Eisenman cerca di dare risposta a questi ultimi, presentando una nuova gerarchia architettonica,
che si basa sul concetto primario di forma, e successivamente di intenzione, funzione, struttura
e tecnica.
Partendo quindi dal concetto di forma, che ci permetterà poi di definire i successivi elementi,
Eisenman ci dice che si divide in generica e specifica. La prima è la forma intesa in senso
platonico, mentre la seconda è una configurazione della precedente, che si modifica in base
al contesto in cui si inserisce, e quindi in base ad un’intenzione ben precisa.

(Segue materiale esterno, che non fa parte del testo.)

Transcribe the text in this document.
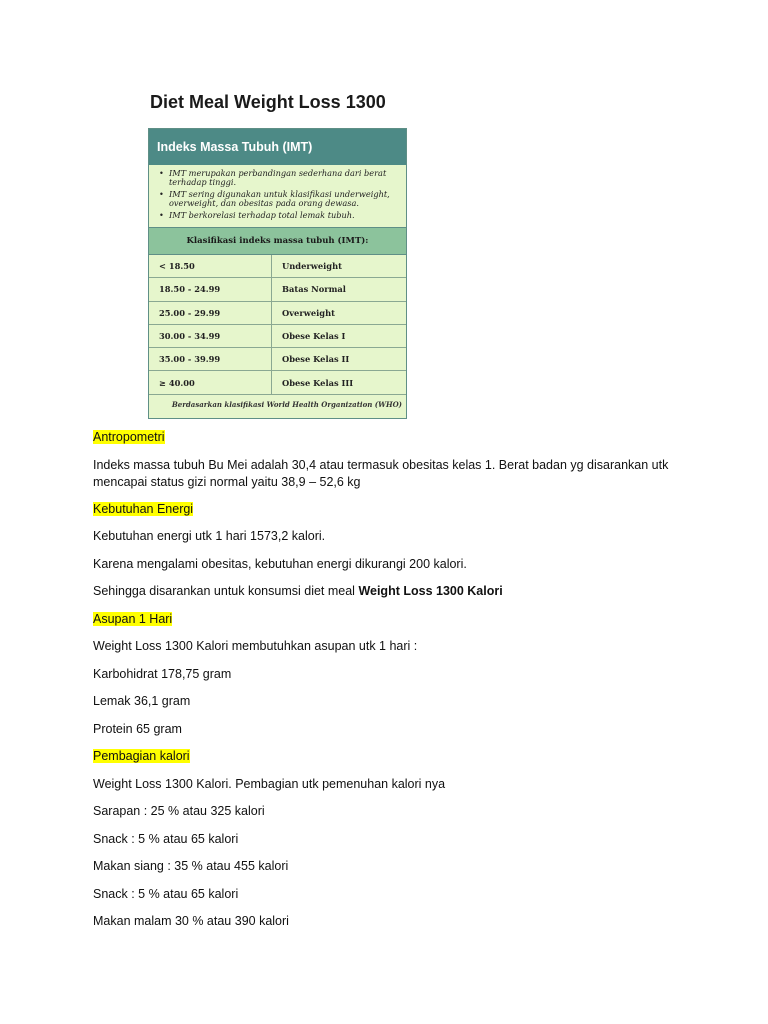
Diet Meal Weight Loss 1300
Indeks Massa Tubuh (IMT)
• IMT merupakan perbandingan sederhana dari berat terhadap tinggi.
• IMT sering digunakan untuk klasifikasi underweight, overweight, dan obesitas pada orang dewasa.
• IMT berkorelasi terhadap total lemak tubuh.
Klasifikasi indeks massa tubuh (IMT):
< 18.50	Underweight
18.50 - 24.99	Batas Normal
25.00 - 29.99	Overweight
30.00 - 34.99	Obese Kelas I
35.00 - 39.99	Obese Kelas II
≥ 40.00	Obese Kelas III
Berdasarkan klasifikasi World Health Organization (WHO)

Antropometri

Indeks massa tubuh Bu Mei adalah 30,4 atau termasuk obesitas kelas 1. Berat badan yg disarankan utk mencapai status gizi normal yaitu 38,9 – 52,6 kg

Kebutuhan Energi

Kebutuhan energi utk 1 hari 1573,2 kalori.

Karena mengalami obesitas, kebutuhan energi dikurangi 200 kalori.

Sehingga disarankan untuk konsumsi diet meal Weight Loss 1300 Kalori

Asupan 1 Hari

Weight Loss 1300 Kalori membutuhkan asupan utk 1 hari :

Karbohidrat 178,75 gram

Lemak 36,1 gram

Protein 65 gram

Pembagian kalori

Weight Loss 1300 Kalori. Pembagian utk pemenuhan kalori nya

Sarapan : 25 % atau 325 kalori

Snack : 5 % atau 65 kalori

Makan siang : 35 % atau 455 kalori

Snack : 5 % atau 65 kalori

Makan malam 30 % atau 390 kalori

La forma generica è quindi il primo elemento della gerarchia, e si rapporta di conseguenza al
concetto di funzione. Questa però è strettamente connessa alla forma specifica: per esempio,
per una stessa funzione esiste più di una forma specifica.
La forma specifica, essendo quindi derivata da quella generica, si definisce secondo i due
elementi di intenzione e funzione, che sono quindi i successivi nella gerarchia architettonica,
prima della struttura e della tecnologia.
La forma si rapporta infine con la struttura e di conseguenza con la tecnologia.
La struttura è ciò che costituisce le ossa di un edificio, e che permette quindi di attuare
nella pratica della realtà fisica, l’intenzione e la funzione. La tecnologia costituisce invece i
collegamenti dell’edificio, ovvero in senso pratico gli impianti e tutto ciò che permette di farlo
funzionare.
La struttura fino a che non viene applicata alla forma specifica e quindi ad un’intenzione o ad
una funzione, avrà l’obbligo di seguire solo regole assolute necessarie al suo funzionamento.
Nel momento in cui si determina la funzione interna degli spazi, la struttura si organizzerà di
conseguenza anche in base al materiale. La tecnologia ha invece a che fare con gli aspetti
specifici dell’edificio, di conseguenza relazionandosi con lo specifico piuttosto che con il
generico, occupa il posto più basso del nuovo ordine imposto da Eisenman.